You’re ready to sell your home, but before you nail a “For Sale” sign on your front door, there’s just one little detail you need to iron out: what’s your asking price? You need to get a fair, realistic and accurate estimate of the value of your property, hopefully making a tidy a little profit without scaring away the buyers.Start by looking at the Internet. Scope out the real estate prices in your area, and zero in on the homes that are similar to yours in size and number of rooms. Then grab your car keys and pretend you’re a buyer (sneaky, huh?). This will let you fine tune your estimate depending on the “little extras” that people are willing to pay extra for. For example, what’s the condition of their home? How’s the location? What’s the neighborhood like? Does it have a garden? And ultimately, does your house fare better (or worse), and how should you adjust your asking price accordingly?

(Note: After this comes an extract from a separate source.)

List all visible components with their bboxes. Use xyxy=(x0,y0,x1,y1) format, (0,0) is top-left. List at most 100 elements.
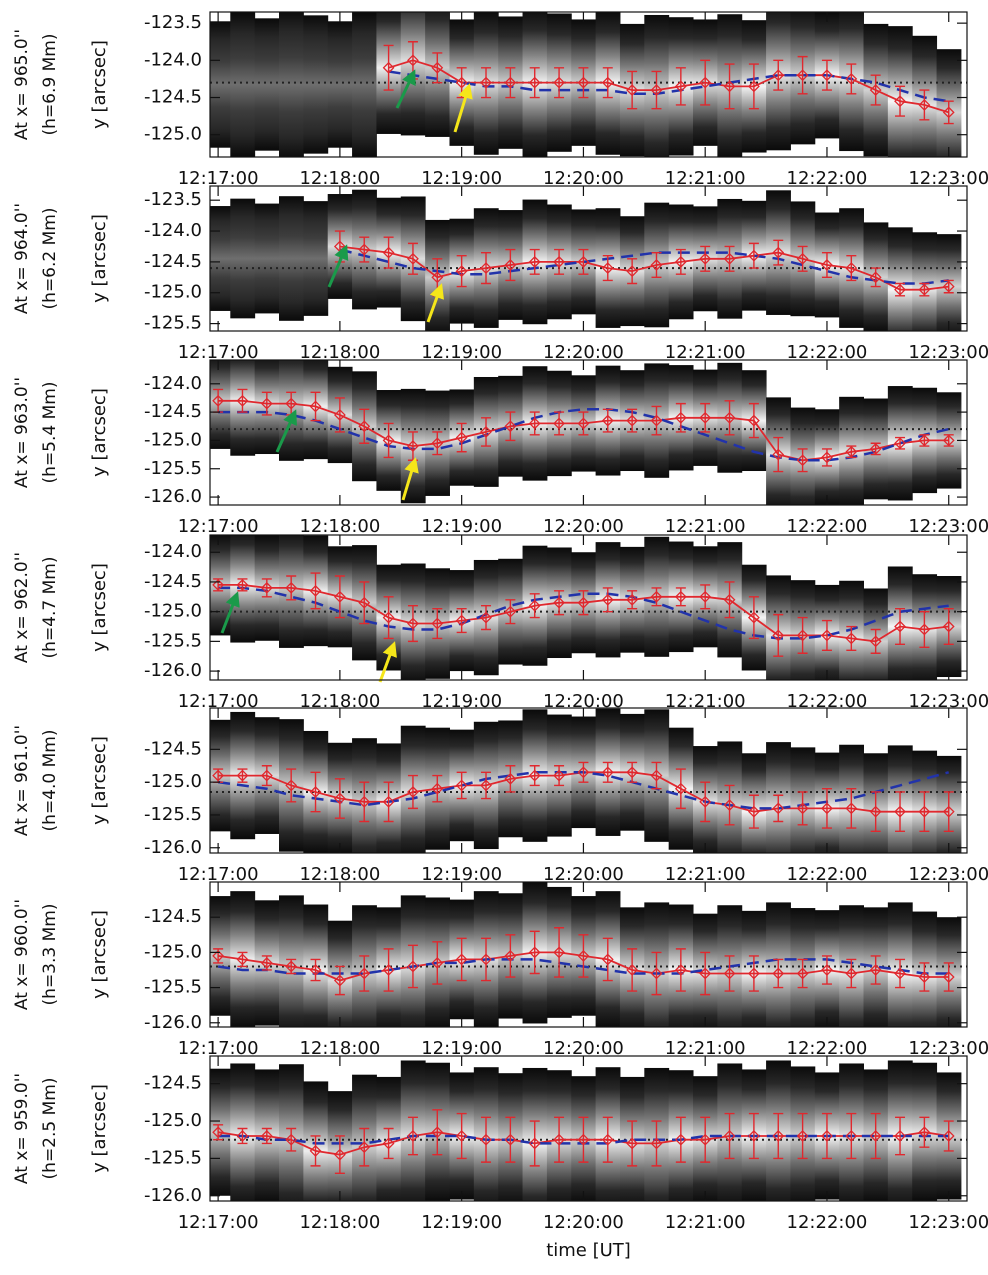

Of course you can always hire a professional home appraiser and a professional home inspector (you can find them in the phone directory or the Internet). You’ll need an inspector anyway if you have structural problems, like a leaky roof or faulty plumbing, and they’ll assess how much it’ll cost to repair it. At least if buyers bring in their own experts, you can compare their reports with the one you received—you don’t want them pulling one over you.
Which brings us to another important factor in setting the price: the additional costs you’ll incur while selling the home. This includes paying for all the appraisals, your real estate agent’s commission (if you’re getting one), paperwork and legal processing. To protect yourself, your Real Estate Sales Agreement can stipulate a maximum amount you’ll pay for closing fees.